それでもシュメルヴィは、安心を覚えていた――レクサルがついてきてくれるのだ。
――昨日、医者に世界に災いをもたらす『星憑き』だと言われて、シュメルヴィはすぐには理解できなかった。星に憑かれたから、世界に災いをもたらすなんて。まるで作り話のようだ。

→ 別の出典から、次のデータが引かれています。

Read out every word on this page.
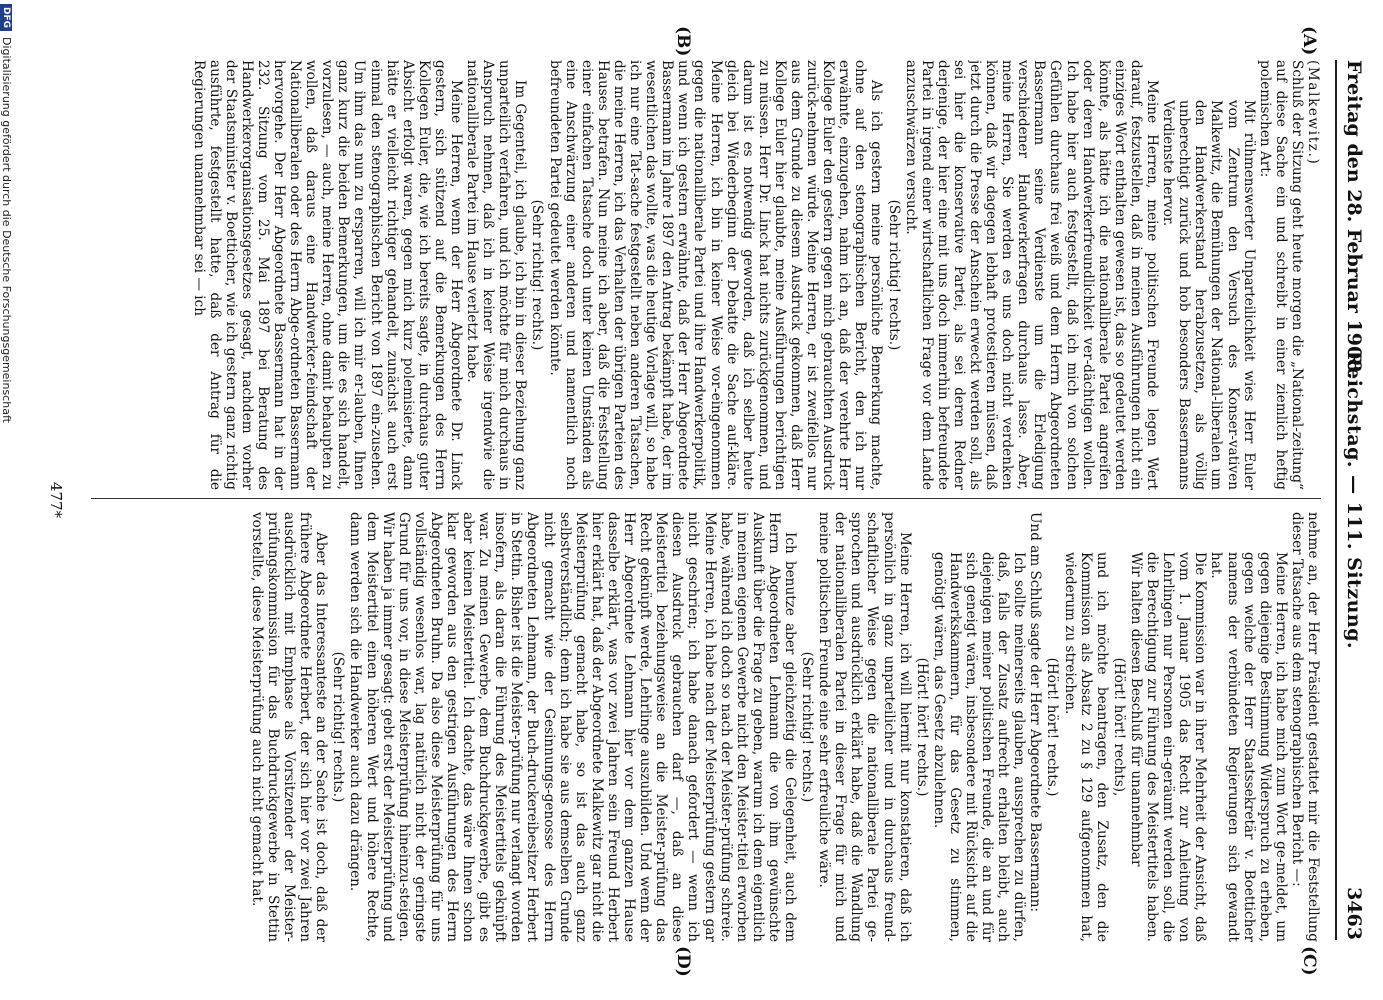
Freitag den 28. Februar 1908.
Reichstag. — 111. Sitzung.
3463
(A)
(B)
(C)
(D)

(Malkewitz.)

Schluß der Sitzung geht heute morgen die „National-zeitung“ auf diese Sache ein und schreibt in einer ziemlich heftig polemischen Art:

Mit rühmenswerter Unparteilichkeit wies Herr Euler vom Zentrum den Versuch des Konser-vativen Malkewitz, die Bemühungen der National-liberalen um den Handwerkerstand herabzusetzen, als völlig unberechtigt zurück und hob besonders Bassermanns Verdienste hervor.

Meine Herren, meine politischen Freunde legen Wert darauf, festzustellen, daß in meinen Ausführungen nicht ein einziges Wort enthalten gewesen ist, das so gedeutet werden könnte, als hätte ich die nationalliberale Partei angreifen oder deren Handwerkerfreundlichkeit ver-dächtigen wollen. Ich habe hier auch festgestellt, daß ich mich von solchen Gefühlen durchaus frei weiß und dem Herrn Abgeordneten Bassermann seine Verdienste um die Erledigung verschiedener Handwerkerfragen durchaus lasse. Aber, meine Herren, Sie werden es uns doch nicht verdenken können, daß wir dagegen lebhaft protestieren müssen, daß jetzt durch die Presse der Anschein erweckt werden soll, als sei hier die konservative Partei, als sei deren Redner derjenige, der hier eine mit uns doch immerhin befreundete Partei in irgend einer wirtschaftlichen Frage vor dem Lande anzuschwärzen versucht.

(Sehr richtig! rechts.)

Als ich gestern meine persönliche Bemerkung machte, ohne auf den stenographischen Bericht, den ich nur erwähnte, einzugehen, nahm ich an, daß der verehrte Herr Kollege Euler den gestern gegen mich gebrauchten Ausdruck zurück-nehmen würde. Meine Herren, er ist zweifellos nur aus dem Grunde zu diesem Ausdruck gekommen, daß Herr Kollege Euler hier glaubte, meine Ausführungen berichtigen zu müssen. Herr Dr. Linck hat nichts zurückgenommen, und darum ist es notwendig geworden, daß ich selber heute gleich bei Wiederbeginn der Debatte die Sache auf-kläre. Meine Herren, ich bin in keiner Weise vor-eingenommen gegen die nationalliberale Partei und ihre Handwerkerpolitik, und wenn ich gestern erwähnte, daß der Herr Abgeordnete Bassermann im Jahre 1897 den Antrag bekämpft habe, der im wesentlichen das wollte, was die heutige Vorlage will, so habe ich nur eine Tat-sache festgestellt neben anderen Tatsachen, die meine Herren, ich das Verhalten der übrigen Parteien des Hauses betrafen. Nun meine ich aber, daß die Feststellung einer einfachen Tatsache doch unter keinen Umständen als eine Anschwärzung einer anderen und namentlich noch befreundeten Partei gedeutet werden könnte.

(Sehr richtig! rechts.)

Im Gegenteil, ich glaube, ich bin in dieser Beziehung ganz unparteilich verfahren, und ich möchte für mich durchaus in Anspruch nehmen, daß ich in keiner Weise irgendwie die nationalliberale Partei im Hause verletzt habe.

Meine Herren, wenn der Herr Abgeordnete Dr. Linck gestern, sich stützend auf die Bemerkungen des Herrn Kollegen Euler, die, wie ich bereits sagte, in durchaus guter Absicht erfolgt waren, gegen mich kurz polemisierte, dann hätte er vielleicht richtiger gehandelt, zunächst auch erst einmal den stenographischen Bericht von 1897 ein-zusehen. Um ihm das nun zu ersparren, will ich mir er-lauben, Ihnen ganz kurz die beiden Bemerkungen, um die es sich handelt, vorzulesen, — auch, meine Herren, ohne damit behaupten zu wollen, daß daraus eine Handwerker-feindschaft der Nationalliberalen oder des Herrn Abge-ordneten Bassermann hervorgehe. Der Herr Abgeordnete Bassermann hat in der 232. Sitzung vom 25. Mai 1897 bei Beratung des Handwerkerorganisationsgesetzes gesagt, nachdem vorher der Staatsminister v. Boetticher, wie ich gestern ganz richtig ausführte, festgestellt hatte, daß der Antrag für die Regierungen unannehmbar sei — ich

nehme an, der Herr Präsident gestattet mir die Feststellung dieser Tatsache aus dem stenographischen Bericht —:

Meine Herren, ich habe mich zum Wort ge-meldet, um gegen diejenige Bestimmung Widerspruch zu erheben, gegen welche der Herr Staatssekretär v. Boetticher namens der verbündeten Regierungen sich gewandt hat.

Die Kommission war in ihrer Mehrheit der Ansicht, daß vom 1. Januar 1905 das Recht zur Anleitung von Lehrlingen nur Personen ein-geräumt werden soll, die die Berechtigung zur Führung des Meistertitels haben. Wir halten diesen Beschluß für unannehmbar

(Hört! hört! rechts),

und ich möchte beantragen, den Zusatz, den die Kommission als Absatz 2 zu § 129 aufgenommen hat, wiederum zu streichen.

(Hört! hört! rechts.)

Und am Schluß sagte der Herr Abgeordnete Bassermann:

Ich sollte meinerseits glauben, aussprechen zu dürfen, daß, falls der Zusatz aufrecht erhalten bleibt, auch diejenigen meiner politischen Freunde, die an und für sich geneigt wären, insbesondere mit Rücksicht auf die Handwerkskammern, für das Gesetz zu stimmen, genötigt wären, das Gesetz abzulehnen.

(Hört! hört! rechts.)

Meine Herren, ich will hiermit nur konstatieren, daß ich persönlich in ganz unparteilicher und in durchaus freund-schaftlicher Weise gegen die nationalliberale Partei ge-sprochen und ausdrücklich erklärt habe, daß die Wandlung der nationalliberalen Partei in dieser Frage für mich und meine politischen Freunde eine sehr erfreuliche wäre.

(Sehr richtig! rechts.)

Ich benutze aber gleichzeitig die Gelegenheit, auch dem Herrn Abgeordneten Lehmann die von ihm gewünschte Auskunft über die Frage zu geben, warum ich dem eigentlich in meinen eigenen Gewerbe nicht den Meister-titel erworben habe, während ich doch so nach der Meister-prüfung schreie. Meine Herren, ich habe nach der Meisterprüfung gestern gar nicht geschrien; ich habe danach gefordert — wenn ich diesen Ausdruck gebrauchen darf —, daß an diese Meistertitel beziehungsweise an die Meister-prüfung das Recht geknüpft werde, Lehrlinge auszubilden. Und wenn der Herr Abgeordnete Lehmann hier vor dem ganzen Hause dasselbe erklärt, was vor zwei Jahren sein Freund Herbert hier erklärt hat, daß der Abgeordnete Malkewitz gar nicht die Meisterprüfung gemacht habe, so ist das auch ganz selbstverständlich; denn ich habe sie aus demselben Grunde nicht gemacht wie der Gesinnungs-genosse des Herrn Abgeordneten Lehmann, der Buch-druckereibesitzer Herbert in Stettin. Bisher ist die Meister-prüfung nur verlangt worden insofern, als daran die Führung des Meistertitels geknüpft war. Zu meinen Gewerbe, dem Buchdruckgewerbe, gibt es aber keinen Meistertitel. Ich dachte, das wäre Ihnen schon klar geworden aus den gestrigen Ausführungen des Herrn Abgeordneten Bruhn. Da also diese Meisterprüfung für uns vollständig wesenlos war, lag natürlich nicht der geringste Grund für uns vor, in diese Meisterprüfung hineinzu-steigen. Wir haben ja immer gesagt: gebt erst der Meisterprüfung und dem Meistertitel einen höheren Wert und höhere Rechte, dann werden sich die Handwerker auch dazu drängen.

(Sehr richtig! rechts.)

Aber das Interessanteste an der Sache ist doch, daß der frühere Abgeordnete Herbert, der sich hier vor zwei Jahren ausdrücklich mit Emphase als Vorsitzender der Meister-prüfungskommission für das Buchdruckgewerbe in Stettin vorstellte, diese Meisterprüfung auch nicht gemacht hat.

477*
DFG
Digitalisierung gefördert durch die Deutsche Forschungsgemeinschaft
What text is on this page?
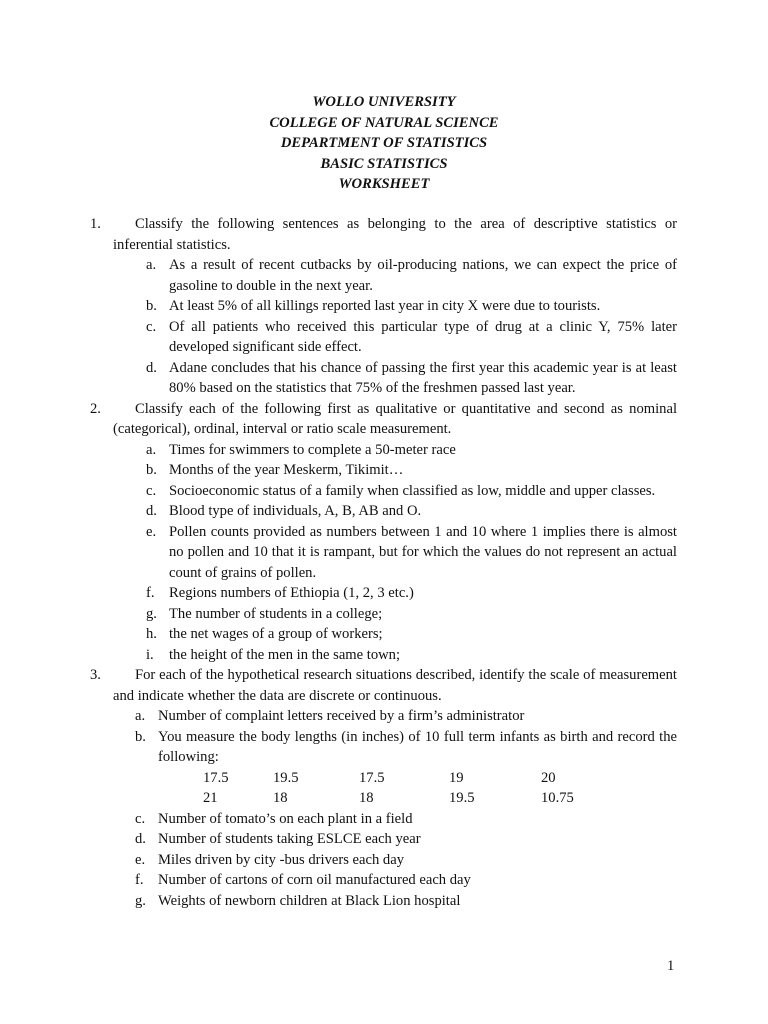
WOLLO UNIVERSITY
COLLEGE OF NATURAL SCIENCE
DEPARTMENT OF STATISTICS
BASIC STATISTICS
WORKSHEET
1.	Classify the following sentences as belonging to the area of descriptive statistics or inferential statistics.
a. As a result of recent cutbacks by oil-producing nations, we can expect the price of gasoline to double in the next year.
b. At least 5% of all killings reported last year in city X were due to tourists.
c. Of all patients who received this particular type of drug at a clinic Y, 75% later developed significant side effect.
d. Adane concludes that his chance of passing the first year this academic year is at least 80% based on the statistics that 75% of the freshmen passed last year.
2.	Classify each of the following first as qualitative or quantitative and second as nominal (categorical), ordinal, interval or ratio scale measurement.
a. Times for swimmers to complete a 50-meter race
b. Months of the year Meskerm, Tikimit…
c. Socioeconomic status of a family when classified as low, middle and upper classes.
d. Blood type of individuals, A, B, AB and O.
e. Pollen counts provided as numbers between 1 and 10 where 1 implies there is almost no pollen and 10 that it is rampant, but for which the values do not represent an actual count of grains of pollen.
f. Regions numbers of Ethiopia (1, 2, 3 etc.)
g. The number of students in a college;
h. the net wages of a group of workers;
i. the height of the men in the same town;
3.	For each of the hypothetical research situations described, identify the scale of measurement and indicate whether the data are discrete or continuous.
a. Number of complaint letters received by a firm’s administrator
b. You measure the body lengths (in inches) of 10 full term infants as birth and record the following:
17.5	19.5	17.5	19	20
21	18	18	19.5	10.75
c. Number of tomato’s on each plant in a field
d. Number of students taking ESLCE each year
e. Miles driven by city -bus drivers each day
f. Number of cartons of corn oil manufactured each day
g. Weights of newborn children at Black Lion hospital
1
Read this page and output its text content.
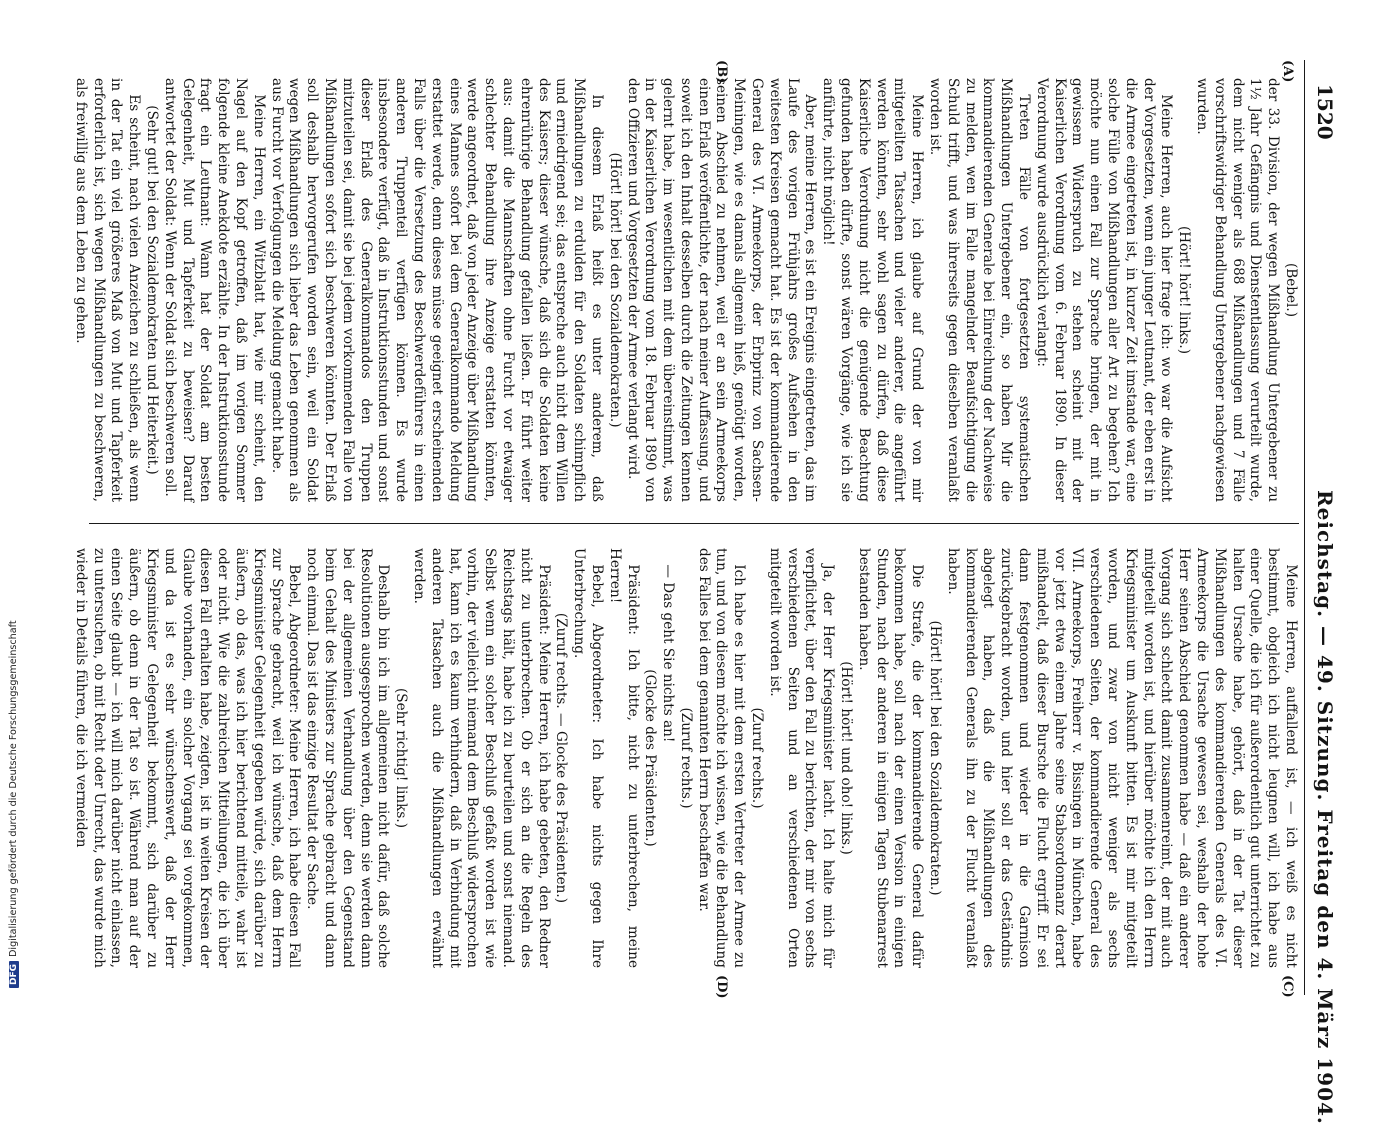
1520
Reichstag. — 49. Sitzung. Freitag den 4. März 1904.
(A)
(B)
(C)
(D)

(Bebel.)

der 33. Division, der wegen Mißhandlung Untergebener zu 1½ Jahr Gefängnis und Dienstentlassung verurteilt wurde, dem nicht weniger als 688 Mißhandlungen und 7 Fälle vorschriftswidriger Behandlung Untergebener nachgewiesen wurden.

(Hört! hört! links.)

Meine Herren, auch hier frage ich: wo war die Aufsicht der Vorgesetzten, wenn ein junger Leutnant, der eben erst in die Armee eingetreten ist, in kurzer Zeit imstande war, eine solche Fülle von Mißhandlungen aller Art zu begehen? Ich möchte nun einen Fall zur Sprache bringen, der mit in gewissem Widerspruch zu stehen scheint mit der Kaiserlichen Verordnung vom 6. Februar 1890. In dieser Verordnung wurde ausdrücklich verlangt:

Treten Fälle von fortgesetzten systematischen Mißhandlungen Untergebener ein, so haben Mir die kommandierenden Generale bei Einreichung der Nachweise zu melden, wen im Falle mangelnder Beaufsichtigung die Schuld trifft, und was ihrerseits gegen dieselben veranlaßt worden ist.

Meine Herren, ich glaube auf Grund der von mir mitgeteilten Tatsachen und vieler anderer, die angeführt werden könnten, sehr wohl sagen zu dürfen, daß diese Kaiserliche Verordnung nicht die genügende Beachtung gefunden haben dürfte, sonst wären Vorgänge, wie ich sie anführte, nicht möglich!

Aber, meine Herren, es ist ein Ereignis eingetreten, das im Laufe des vorigen Frühjahrs großes Aufsehen in den weitesten Kreisen gemacht hat. Es ist der kommandierende General des VI. Armeekorps, der Erbprinz von Sachsen-Meiningen, wie es damals allgemein hieß, genötigt worden, seinen Abschied zu nehmen, weil er an sein Armeekorps einen Erlaß veröffentlichte, der nach meiner Auffassung, und soweit ich den Inhalt desselben durch die Zeitungen kennen gelernt habe, im wesentlichen mit dem übereinstimmt, was in der Kaiserlichen Verordnung vom 18. Februar 1890 von den Offizieren und Vorgesetzten der Armee verlangt wird.

(Hört! hört! bei den Sozialdemokraten.)

In diesem Erlaß heißt es unter anderem, daß Mißhandlungen zu erdulden für den Soldaten schimpflich und erniedrigend sei; das entspreche auch nicht dem Willen des Kaisers; dieser wünsche, daß sich die Soldaten keine ehrenrührige Behandlung gefallen ließen. Er führt weiter aus: damit die Mannschaften ohne Furcht vor etwaiger schlechter Behandlung ihre Anzeige erstatten könnten, werde angeordnet, daß von jeder Anzeige über Mißhandlung eines Mannes sofort bei dem Generalkommando Meldung erstattet werde, denn dieses müsse geeignet erscheinenden Falls über die Versetzung des Beschwerdeführers in einen anderen Truppenteil verfügen können. Es wurde insbesondere verfügt, daß in Instruktionsstunden und sonst dieser Erlaß des Generalkommandos den Truppen mitzuteilen sei, damit sie bei jedem vorkommenden Falle von Mißhandlungen sofort sich beschweren könnten. Der Erlaß soll deshalb hervorgerufen worden sein, weil ein Soldat wegen Mißhandlungen sich lieber das Leben genommen als aus Furcht vor Verfolgungen die Meldung gemacht habe.

Meine Herren, ein Witzblatt hat, wie mir scheint, den Nagel auf den Kopf getroffen, daß im vorigen Sommer folgende kleine Anekdote erzählte. In der Instruktionsstunde fragt ein Leutnant: Wann hat der Soldat am besten Gelegenheit, Mut und Tapferkeit zu beweisen? Darauf antwortet der Soldat: Wenn der Soldat sich beschweren soll.

(Sehr gut! bei den Sozialdemokraten und Heiterkeit.)

Es scheint, nach vielen Anzeichen zu schließen, als wenn in der Tat ein viel größeres Maß von Mut und Tapferkeit erforderlich ist, sich wegen Mißhandlungen zu beschweren, als freiwillig aus dem Leben zu gehen.

Meine Herren, auffallend ist, — ich weiß es nicht bestimmt, obgleich ich nicht leugnen will, ich habe aus einer Quelle, die ich für außerordentlich gut unterrichtet zu halten Ursache habe, gehört, daß in der Tat dieser Mißhandlungen des kommandierenden Generals des VI. Armeekorps die Ursache gewesen sei, weshalb der hohe Herr seinen Abschied genommen habe — daß ein anderer Vorgang sich schlecht damit zusammenreimt, der mit auch mitgeteilt worden ist, und hierüber möchte ich den Herrn Kriegsminister um Auskunft bitten. Es ist mir mitgeteilt worden, und zwar von nicht weniger als sechs verschiedenen Seiten, der kommandierende General des VII. Armeekorps, Freiherr v. Bissingen in München, habe vor jetzt etwa einem Jahre seine Stabsordonnanz derart mißhandelt, daß dieser Bursche die Flucht ergriff. Er sei dann festgenommen und wieder in die Garnison zurückgebracht worden, und hier soll er das Geständnis abgelegt haben, daß die Mißhandlungen des kommandierenden Generals ihn zu der Flucht veranlaßt haben.

(Hört! hört! bei den Sozialdemokraten.)

Die Strafe, die der kommandierende General dafür bekommen habe, soll nach der einen Version in einigen Stunden, nach der anderen in einigen Tagen Stubenarrest bestanden haben.

(Hört! hört! und oho! links.)

Ja, der Herr Kriegsminister lacht. Ich halte mich für verpflichtet, über den Fall zu berichten, der mir von sechs verschiedenen Seiten und an verschiedenen Orten mitgeteilt worden ist.

(Zuruf rechts.)

Ich habe es hier mit dem ersten Vertreter der Armee zu tun, und von diesem möchte ich wissen, wie die Behandlung des Falles bei dem genannten Herrn beschaffen war.

(Zuruf rechts.)

— Das geht Sie nichts an!

(Glocke des Präsidenten.)

Präsident: Ich bitte, nicht zu unterbrechen, meine Herren!

Bebel, Abgeordneter: Ich habe nichts gegen Ihre Unterbrechung.

(Zuruf rechts. — Glocke des Präsidenten.)

Präsident: Meine Herren, ich habe gebeten, den Redner nicht zu unterbrechen. Ob er sich an die Regeln des Reichstags hält, habe ich zu beurteilen und sonst niemand. Selbst wenn ein solcher Beschluß gefaßt worden ist wie vorhin, der vielleicht niemand dem Beschluß widersprochen hat, kann ich es kaum verhindern, daß in Verbindung mit anderen Tatsachen auch die Mißhandlungen erwähnt werden.

(Sehr richtig! links.)

Deshalb bin ich im allgemeinen nicht dafür, daß solche Resolutionen ausgesprochen werden, denn sie werden dann bei der allgemeinen Verhandlung über den Gegenstand beim Gehalt des Ministers zur Sprache gebracht und dann noch einmal. Das ist das einzige Resultat der Sache.

Bebel, Abgeordneter: Meine Herren, ich habe diesen Fall zur Sprache gebracht, weil ich wünsche, daß dem Herrn Kriegsminister Gelegenheit gegeben würde, sich darüber zu äußern, ob das, was ich hier berichtend mitteile, wahr ist oder nicht. Wie die zahlreichen Mitteilungen, die ich über diesen Fall erhalten habe, zeigten, ist in weiten Kreisen der Glaube vorhanden, ein solcher Vorgang sei vorgekommen, und da ist es sehr wünschenswert, daß der Herr Kriegsminister Gelegenheit bekommt, sich darüber zu äußern, ob denn in der Tat so ist. Während man auf der einen Seite glaubt — ich will mich darüber nicht einlassen, zu untersuchen, ob mit Recht oder Unrecht, das wurde mich wieder in Details führen, die ich vermeiden

DFGDigitalisierung gefördert durch die Deutsche Forschungsgemeinschaft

自分が世界に災いをもたらす? あまりにも、馬鹿げている。
だからシュメルヴィは笑ってしまった。信じられなかった。その上医者は、目の前に「世界に災いをもたらす者」がいるにもかかわらず、全く戸惑った様子も見せないものだから、余計にからかっているのだと思えてしまった。
――だが、自分に何かが起きているのを、シュメルヴィは確かに感じていて。
――そして胸のもやもやも、渦巻いているのを感じていて。
それでも医者は。
「『村』に行きなさい。そこで星を空に返せば、『星憑き』は治るから」
そう、言った。まるで、風邪だから薬を出す、というように。
少し大げさな気がして、シュメルヴィはその時医者を睨んでしまったが、医者は続けてこう言った。
「文献によると、君はいま、いろんなもやもやを感じて苦しいと思っているのだろう……でも、星を空に返せば、それはなくなるそうだ」
――もやもやが、なくなる。
それでシュメルヴィは、『星憑き』を治すために『村』に行くことに決めたのだ。
その後は、全ては医者が手配をしてくれた。家族や仕事場であるピオニー牧場への報告をしてくれた。それで家族がシュメルヴィの現状や旅立つことを理解し、また牧場も仕事ができなくなること、ピオニーの貸し出しを了承したのだった。
そして、シュメルヴィの親友であるレクサルにも話が伝わり。
『星憑き』だと言われた次の日……こうしてシュメルヴィは、レクサルと共に『村』に向かうことになったのだった。
十五歳の夜を過ぎるまで、夜、『街』の外に出てはいけないものの、幸いにも、レクサルは一足先に、十五歳になっていたのだ。だから、一緒に旅に行くことになったのだ。
「……本当にありがとう、レクサル。それじゃあ、行こうか」
ピオニーにまたがったシュメルヴィは手綱を手にした。そうしてピオニーを進め始める。
本当に、嬉しかったのだ。レクサルが一緒に来てくれると言って。これは自分一人の問題だが、一人だったなら、どんなに心細かったことか。
と。
「――変なシュメルヴィ。僕は、当たり前のことをしているのに」
微笑んでいるのに、温度のない、レクサルの言葉。
だが、その声は、先に進み始めていたシュメルヴィの耳には届かなかった。レクサルも手綱を握れば、ピオニーを走らせた。
『街』が遠のいていく。『街』を囲むように立っている、背の高いいくつもの星見塔も、離れていくうちに、小さくなっていった。